The overtable creates an overall cohesive feel for the world while also providing local flavor: 8 - 11 are four “world encounters” that can happen anywhere, 3 - 6 are four local encounters provided by the current terrain type.

7 is always a recurring NPC, 2 is always a dragon, and 12 is always a wizard.

This format is taken from Structuring Encounter Tables, Amended & Restated over at Papers and Pencils. https://www.paperspencils.com/structuring-encounter-tables-amended-restated/

2D6 RESULT
2 Dragon
3 - 6 LOCAL
7 Recurring NPC
8 Moleman looking for escaped animals
9 Bitebats
10 Mollusks
11 Underworld Denizen
12 Wizard

== UNUSED ==

== SPENT ==

I keep a table of recurring NPCs, and tables to roll up weird wizards and terrible dragons.

Proximity

D6 RESULT
1 Encounter spots players at a distance
2 Players spot encounter at a distance
3-4 Signs / Tracks
5 Oops no five!
6 Lair

NPC Reaction

2D6 REACTION
2 Hostile, reacting as negatively as is plausible
3-5 Negative, unfriendly and unhelpful
6-8 Neutral, reacting predictably or warily
9-11 Positive, potentially cooperative with PCs
12 Friendly, helpful as is plausible to be

NEEDS

  1. Sustenance (water/food/air).
  2. Shelter.
  3. Rest or recovery (includes being injured).
  4. Security.
  5. Stability.
  6. Friendship.
  7. Acceptance.
  8. Respect or status.
  9. Recognition.
  10. Creativity or achieving self-defined potential.

What Are They Doing

Unintelligent creature, roll d12. Intelligent creature, roll d30 (d6/2 * 3 + d10).

  1. Lost
  2. Hurt
  3. Trapped
  4. Sleeping
  5. Eating
  6. Sick
  7. Tracking Prey
  8. Lying in Ambush
  9. Mating Behavior
  10. Starving
  11. Returning Home
  12. Fleeing
  13. Plotting
  14. Holding Captives
  15. Scavenging
  16. Building a Camp
  17. Demolishing
  18. Doing drugs or drinking
  19. Artistic pursuits
  20. Spying
  21. Committing a crime
  22. Searching
  23. Religious ritual
  24. Setting, putting out, or fleeing a fire
  25. Weeping
  26. Excreting
  27. Bathing
  28. Socializing
  29. Gloating
  30. Something that isn’t on this table.

Source: I stole this from somewhere but didn’t write down where. So, sorry!
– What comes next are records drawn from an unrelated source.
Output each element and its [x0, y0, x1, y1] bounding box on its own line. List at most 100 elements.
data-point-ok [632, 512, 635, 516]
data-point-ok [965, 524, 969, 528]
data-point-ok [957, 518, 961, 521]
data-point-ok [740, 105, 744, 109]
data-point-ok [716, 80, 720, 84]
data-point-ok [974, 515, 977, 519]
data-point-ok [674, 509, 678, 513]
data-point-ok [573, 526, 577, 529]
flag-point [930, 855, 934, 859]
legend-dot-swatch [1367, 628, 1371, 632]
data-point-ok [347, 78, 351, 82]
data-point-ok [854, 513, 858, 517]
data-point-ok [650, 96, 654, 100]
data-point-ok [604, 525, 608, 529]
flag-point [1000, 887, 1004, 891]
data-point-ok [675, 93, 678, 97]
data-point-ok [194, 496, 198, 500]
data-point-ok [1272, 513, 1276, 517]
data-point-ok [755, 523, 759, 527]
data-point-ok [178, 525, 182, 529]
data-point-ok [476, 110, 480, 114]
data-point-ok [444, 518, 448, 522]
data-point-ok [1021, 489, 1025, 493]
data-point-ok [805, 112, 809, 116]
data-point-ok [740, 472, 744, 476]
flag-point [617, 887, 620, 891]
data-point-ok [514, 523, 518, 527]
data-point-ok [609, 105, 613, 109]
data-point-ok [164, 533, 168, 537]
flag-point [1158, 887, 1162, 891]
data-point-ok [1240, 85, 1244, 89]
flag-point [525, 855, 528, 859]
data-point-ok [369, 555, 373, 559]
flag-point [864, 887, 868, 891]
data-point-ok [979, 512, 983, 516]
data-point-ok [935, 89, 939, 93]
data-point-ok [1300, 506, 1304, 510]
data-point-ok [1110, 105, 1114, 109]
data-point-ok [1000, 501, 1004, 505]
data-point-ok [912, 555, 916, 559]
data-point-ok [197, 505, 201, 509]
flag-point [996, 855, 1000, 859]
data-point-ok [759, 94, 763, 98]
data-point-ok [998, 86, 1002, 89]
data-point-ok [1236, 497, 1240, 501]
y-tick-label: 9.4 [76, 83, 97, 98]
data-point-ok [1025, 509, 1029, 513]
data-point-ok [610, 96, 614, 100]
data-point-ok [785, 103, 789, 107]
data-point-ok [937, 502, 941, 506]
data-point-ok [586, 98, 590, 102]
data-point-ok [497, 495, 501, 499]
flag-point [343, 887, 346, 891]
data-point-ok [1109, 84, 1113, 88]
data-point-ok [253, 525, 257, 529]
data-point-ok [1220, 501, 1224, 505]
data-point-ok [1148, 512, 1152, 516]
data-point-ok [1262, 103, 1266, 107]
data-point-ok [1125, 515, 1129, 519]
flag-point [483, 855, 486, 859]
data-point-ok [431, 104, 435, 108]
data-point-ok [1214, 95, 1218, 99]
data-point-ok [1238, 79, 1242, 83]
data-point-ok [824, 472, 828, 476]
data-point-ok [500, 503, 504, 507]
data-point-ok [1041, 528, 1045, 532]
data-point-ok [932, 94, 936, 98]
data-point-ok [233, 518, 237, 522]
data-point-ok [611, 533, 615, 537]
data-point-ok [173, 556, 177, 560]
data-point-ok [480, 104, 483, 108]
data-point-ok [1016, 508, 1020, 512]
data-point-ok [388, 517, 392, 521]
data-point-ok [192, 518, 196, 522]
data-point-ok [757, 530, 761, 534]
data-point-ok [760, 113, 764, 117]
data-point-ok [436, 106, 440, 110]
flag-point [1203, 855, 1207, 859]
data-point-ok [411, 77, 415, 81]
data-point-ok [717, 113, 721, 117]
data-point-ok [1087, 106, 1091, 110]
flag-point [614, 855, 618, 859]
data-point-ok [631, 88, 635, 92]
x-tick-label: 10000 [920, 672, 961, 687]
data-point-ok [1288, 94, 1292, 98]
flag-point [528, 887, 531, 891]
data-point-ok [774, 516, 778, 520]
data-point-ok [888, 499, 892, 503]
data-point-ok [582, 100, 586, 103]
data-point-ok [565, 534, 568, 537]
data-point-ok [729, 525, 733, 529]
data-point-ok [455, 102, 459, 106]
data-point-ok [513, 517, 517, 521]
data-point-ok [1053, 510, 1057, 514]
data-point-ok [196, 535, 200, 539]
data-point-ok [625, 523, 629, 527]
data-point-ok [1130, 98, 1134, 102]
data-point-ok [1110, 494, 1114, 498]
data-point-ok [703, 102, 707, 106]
I’ll update this if I find it.

Drawing a Map

I used HexKit by Negative Cone of Energy (https://cone.itch.io/hex-kit) to draw the map, with the Fantasyland tile set (https://cone.itch.io/fantasyland).

While drawing the map I tried to present options: a safe route that will take longer, or a shorter route that might be more dangerous. They chose danger!

I used gimp to colorize it and glitch it up a little bit because that’s my jam.

Conclusion

Okay I think that’s everything I used to run the hexcrawl! It allowed me to feel pretty prepared without feeling as though I had to do tons of prep.

It took 2 sessions for the players to make the trip. We had some memorable encounters along the way. The “recurring NPC” entry on the overtable made for some fun when a sleazy city goblin showed up miles from town to collect on a debt. “You owe me a bag of teeth!”